Fait à [Localité 1] le 16 Février 2026 à 11 heures 34
LE GREFFIER LE PRESIDENT
NOTIFIONS la présente ordonnance aux parties, qui en émargeant ci-après, attestent en avoir reçu copie et les avisons de la possibilité de faire appel, devant le Premier président de la cour d’appel ou son délégué, de la présente ordonnance dans les vingt-quatre heures de son prononcé ;
les INFORMONS que la déclaration d’appel doit être motivée et peut être transmise par tout moyen au greffe de la chambre 7-1 de la cour d’appel de [Localité 1], – [Adresse 3] (télécopie : [XXXXXXXX01] – téléphone : [XXXXXXXX02]) ;
leur INDIQUONS que seul l’appel formé par le ministère public peut être déclaré suspensif par le Premier président de la cour d’appel ou son délégué.
Lecture faite,
L’interprète
Reçu notification de la teneur de la décision et copie le 16 Février 2026
L’intéressé
(En visioconférence)
Copie de la présente décision a été notifiée par courriel au tribunal administratif, par PLEX à l’avocat et à la préfecture le 16 Février 2026
Le greffier
Cour d’appel de [Localité 1]
Tribunal judiciaire de Versailles
Dossier N° RG 26/00331 – N° Portalis DB22-W-B7K-TYNB
NOTIFICATION AU PROCUREUR DE LA REPUBLIQUE
Avis de la présente ordonnance a été donné à M. le procureur de la République le 16 Février 2026 à _____ h _____
Le greffier,
Nous, _________________________________________, procureur de la République près le tribunal juiciaire de Versailles, déclarons interjeter appel de la présente ordonnance et saisir M. le premier président de la cour d’appel de Versailles afin de donner un effet suspensif à cette ordonnance.

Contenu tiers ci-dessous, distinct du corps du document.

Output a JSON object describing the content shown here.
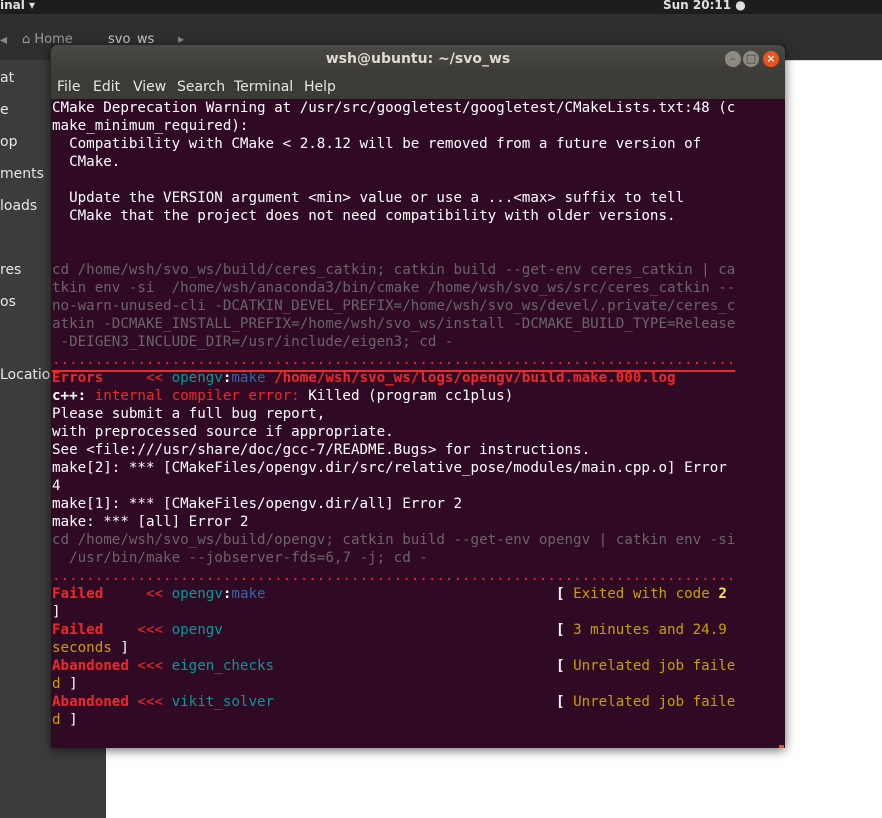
{
  "topbar": {
    "app": "inal ▾",
    "clock": "Sun 20:11 ●"
  },
  "nautilus": {
    "crumbs": {
      "home": "⌂ Home",
      "svo": "svo_ws"
    },
    "sidebar": [
      "at",
      "e",
      "op",
      "ments",
      "loads",
      "",
      "res",
      "os",
      "Locatio"
    ]
  },
  "terminal": {
    "title": "wsh@ubuntu: ~/svo_ws",
    "menu": [
      "File",
      "Edit",
      "View",
      "Search",
      "Terminal",
      "Help"
    ],
    "lines": [
      "CMake Deprecation Warning at /usr/src/googletest/googletest/CMakeLists.txt:48 (c",
      "make_minimum_required):",
      "  Compatibility with CMake < 2.8.12 will be removed from a future version of",
      "  CMake.",
      "",
      "  Update the VERSION argument <min> value or use a ...<max> suffix to tell",
      "  CMake that the project does not need compatibility with older versions.",
      "",
      "",
      "cd /home/wsh/svo_ws/build/ceres_catkin; catkin build --get-env ceres_catkin | ca",
      "tkin env -si  /home/wsh/anaconda3/bin/cmake /home/wsh/svo_ws/src/ceres_catkin --",
      "no-warn-unused-cli -DCATKIN_DEVEL_PREFIX=/home/wsh/svo_ws/devel/.private/ceres_c",
      "atkin -DCMAKE_INSTALL_PREFIX=/home/wsh/svo_ws/install -DCMAKE_BUILD_TYPE=Release",
      " -DEIGEN3_INCLUDE_DIR=/usr/include/eigen3; cd -",
      "................................................................................",
      "Errors     << opengv:make /home/wsh/svo_ws/logs/opengv/build.make.000.log",
      "c++: internal compiler error: Killed (program cc1plus)",
      "Please submit a full bug report,",
      "with preprocessed source if appropriate.",
      "See <file:///usr/share/doc/gcc-7/README.Bugs> for instructions.",
      "make[2]: *** [CMakeFiles/opengv.dir/src/relative_pose/modules/main.cpp.o] Error",
      "4",
      "make[1]: *** [CMakeFiles/opengv.dir/all] Error 2",
      "make: *** [all] Error 2",
      "cd /home/wsh/svo_ws/build/opengv; catkin build --get-env opengv | catkin env -si",
      "  /usr/bin/make --jobserver-fds=6,7 -j; cd -",
      "................................................................................",
      "Failed     << opengv:make                                  [ Exited with code 2",
      "]",
      "Failed    <<< opengv                                       [ 3 minutes and 24.9",
      "seconds ]",
      "Abandoned <<< eigen_checks                                 [ Unrelated job faile",
      "d ]",
      "Abandoned <<< vikit_solver                                 [ Unrelated job faile",
      "d ]"
    ]
  },
  "colors": {
    "terminal_bg": "#300a24",
    "error_red": "#ef2929",
    "cyan": "#06989a",
    "blue": "#3465a4",
    "yellow": "#c4a000",
    "accent_orange": "#e95420"
  }
}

Le _____________________ à______ heures______
Le procureur de la République,
Nous, ______________________________________, procureur de la République près le tribunal judiciaire de Versailles, déclarons ne pas nous opposer à la mise à exécution de la présente ordonnance.
Le _____________________ à______ heures______
Le procureur de la République
Nous, _____________________________, greffier, constatons le___________ à ____ h _____,
que M. Le procureur de la République ne s’est pas opposé à la mise à exécution de la présente ordonnance.